Latest revision as of 11:16, 10 June 2013



ECE662: Statistical Pattern Recognition and Decision Making Processes

Spring 2008, Prof. Boutin

Slecture

Collectively created by the students in the class


Lecture 7 Lecture notes

Jump to: Outline| 1| 2| 3| 4| 5| 6| 7| 8| 9| 10| 11| 12| 13| 14| 15| 16| 17| 18| 19| 20| 21| 22| 23| 24| 25| 26| 27| 28



Lecture Content

  • Maximum Likelihood Estimation and Bayesian Parameter Estimation
  • Parametric Estimation of Class Conditional Density

Relevant Links



The class conditional density $ p(\vec{x}|w_i) $ can be estimated using training data. We denote the parameter of estimation as $ \vec{\theta} $. There are two methods of estimation discussed.

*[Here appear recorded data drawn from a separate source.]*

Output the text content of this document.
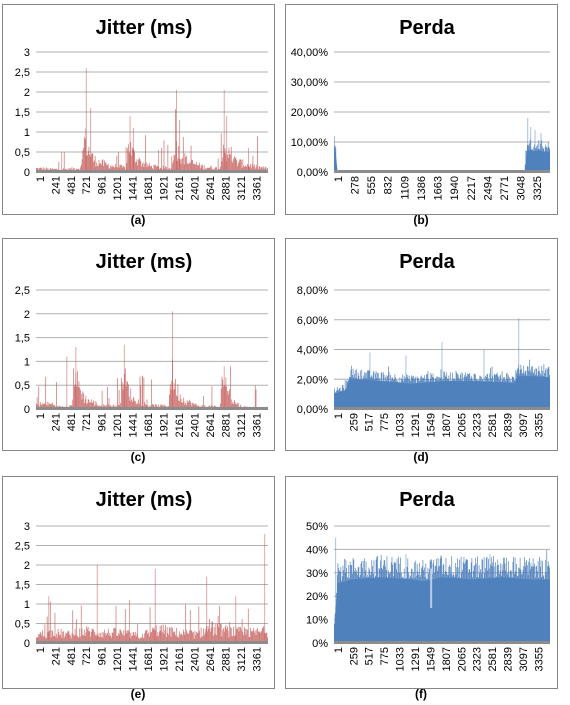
Jitter (ms)
0
0,5
1
1,5
2
2,5
3
1 241 481 721 961 1201 1441 1681 1921 2161 2401 2641 2881 3121 3361
(a)
Perda
0,00%
10,00%
20,00%
30,00%
40,00%
1 278 555 832 1109 1386 1663 1940 2217 2494 2771 3048 3325
(b)
Jitter (ms)
0
0,5
1
1,5
2
2,5
1 241 481 721 961 1201 1441 1681 1921 2161 2401 2641 2881 3121 3361
(c)
Perda
0,00%
2,00%
4,00%
6,00%
8,00%
1 259 517 775 1033 1291 1549 1807 2065 2323 2581 2839 3097 3355
(d)
Jitter (ms)
0
0,5
1
1,5
2
2,5
3
1 241 481 721 961 1201 1441 1681 1921 2161 2401 2641 2881 3121 3361
(e)
Perda
0%
10%
20%
30%
40%
50%
1 259 517 775 1033 1291 1549 1807 2065 2323 2581 2839 3097 3355
(f)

MLE Maximum Likelihood Estimation

BPE Bayesian Parameter Estimation

Maximum Likelihood Estimation

Let "c" denote the number of classes. D, the entire collection of sample data. $ D_1, \ldots, D_c $ represent the classification of data into classes $ \omega_1, \ldots, \omega_c $. It is assumed that: - Samples in $ D_i $ give no information about the samples in $ D_j, i \neq j $, and - Each sample is drawn independently.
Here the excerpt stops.